Mingo Logan challenged EPA’s post-permit veto action in the US District Court for the District of Columbia. Mingo Logan Coal Co. v. EPA, 850 F. Supp. 2d 133 (D. D.C. 2012). The district court granted summary judgment to Mingo Logan, holding that EPA lacks statutory authority under CWA to withdraw a §404 permit after it has been issued. On April 23, 2013, the DC Circuit reversed, holding that EPA has post-permit withdrawal authority and remanding for further proceedings. Mingo Logan, 714 F.3d 608. Specifically, the court found that “the unambiguous language of subsection 404(c) manifests the Congress's intent to confer on EPA a broad veto power extending beyond the permit issuance.” Id. at 613. Mingo Logan filed a petition for certiorari with the Supreme Court in November 2013, and numerous parties filed amici briefs in support of the petition. Now that the Supreme Court has denied cert on the issue of EPA’s statutory authority, the case will proceed in the district court to resolve the issue of whether EPA’s veto action was arbitrary and capricious under the Administrative Procedure Act.

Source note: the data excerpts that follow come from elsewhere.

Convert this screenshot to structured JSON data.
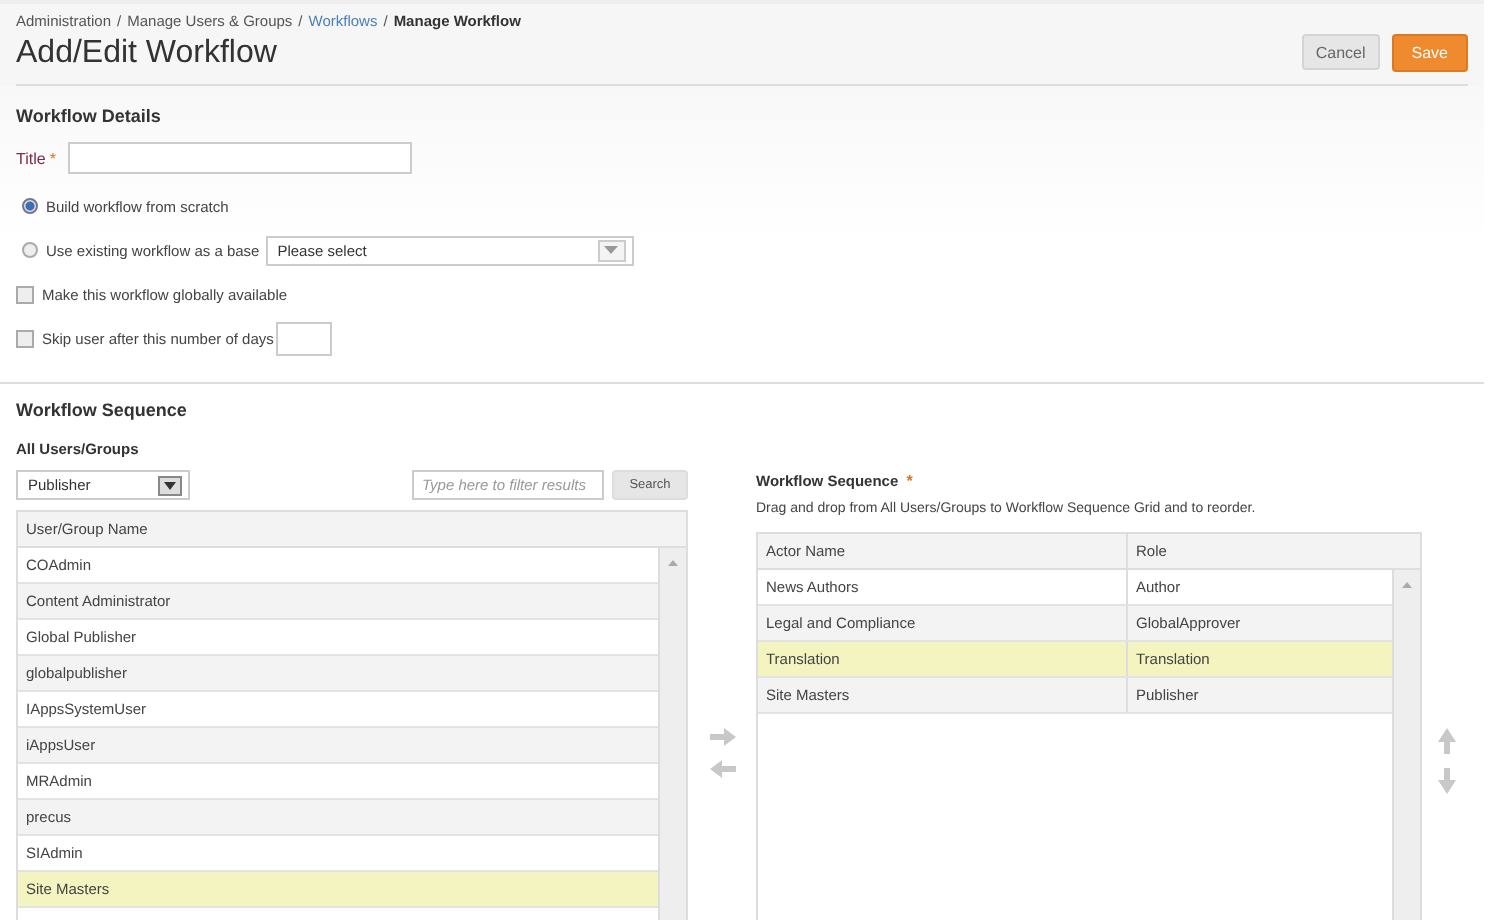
{
  "breadcrumb_separator": "/",
  "breadcrumb": [
    {
      "label": "Administration",
      "kind": "text"
    },
    {
      "label": "Manage Users & Groups",
      "kind": "text"
    },
    {
      "label": "Workflows",
      "kind": "link"
    },
    {
      "label": "Manage Workflow",
      "kind": "current"
    }
  ],
  "page_title": "Add/Edit Workflow",
  "buttons": [
    {
      "label": "Cancel",
      "kind": "secondary"
    },
    {
      "label": "Save",
      "kind": "primary"
    }
  ],
  "details": {
    "heading": "Workflow Details",
    "title_label": "Title",
    "required_mark": "*",
    "options": [
      {
        "label": "Build workflow from scratch",
        "selected": true
      },
      {
        "label": "Use existing workflow as a base",
        "selected": false,
        "select": "Please select"
      }
    ],
    "global_checkbox": {
      "label": "Make this workflow globally available",
      "checked": false
    },
    "skip_checkbox": {
      "label": "Skip user after this number of days",
      "checked": false
    }
  },
  "sequence": {
    "heading": "Workflow Sequence",
    "all_users": {
      "label": "All Users/Groups",
      "filter_select": "Publisher",
      "search_placeholder": "Type here to filter results",
      "search_button": "Search",
      "column": "User/Group Name",
      "rows": [
        {
          "name": "COAdmin",
          "selected": false
        },
        {
          "name": "Content Administrator",
          "selected": false
        },
        {
          "name": "Global Publisher",
          "selected": false
        },
        {
          "name": "globalpublisher",
          "selected": false
        },
        {
          "name": "IAppsSystemUser",
          "selected": false
        },
        {
          "name": "iAppsUser",
          "selected": false
        },
        {
          "name": "MRAdmin",
          "selected": false
        },
        {
          "name": "precus",
          "selected": false
        },
        {
          "name": "SIAdmin",
          "selected": false
        },
        {
          "name": "Site Masters",
          "selected": true
        }
      ]
    },
    "grid": {
      "label": "Workflow Sequence",
      "required_mark": "*",
      "description": "Drag and drop from All Users/Groups to Workflow Sequence Grid and to reorder.",
      "columns": [
        "Actor Name",
        "Role"
      ],
      "rows": [
        {
          "actor": "News Authors",
          "role": "Author",
          "selected": false
        },
        {
          "actor": "Legal and Compliance",
          "role": "GlobalApprover",
          "selected": false
        },
        {
          "actor": "Translation",
          "role": "Translation",
          "selected": true
        },
        {
          "actor": "Site Masters",
          "role": "Publisher",
          "selected": false
        }
      ]
    }
  }
}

The DC Circuit decision upholding EPA’s post-permit veto authority could have significant implications for a range of industries. Although EPA has used its Section 404(c) veto authority only sparingly in the past, initiating the veto process in only about 15 cases to date, recent actions indicate EPA may be seeking to expand its Section 404(c) role. First, the decision in Mingo to retroactively nullify a Corps permit several years after it was issued represents a significant expansion of that authority. Second, EPA recently issued a decision that it intends to initiate the 404(c) veto process for the Pebble Mine project in Alaska, even before a 404 permit application has been filed for that project. See Letter of EPA Regional Administrator to Thomas Collier, et. al. (Feb. 28, 2014). Together, these actions indicate that EPA is looking to expand its veto authority under the CWA to allow it to act both preemptively before an application is filed, and retroactively, after a final permit has been issued. EPA’s assertion of the power to preempt or undo Corps action has the potential to disrupt the finality and certainty of the CWA Section 404 permit process, a process that is critical to a wide range of industries and projects. This lack of certainty could chill future investments in vital infrastructure and other development projects that require 404 permits.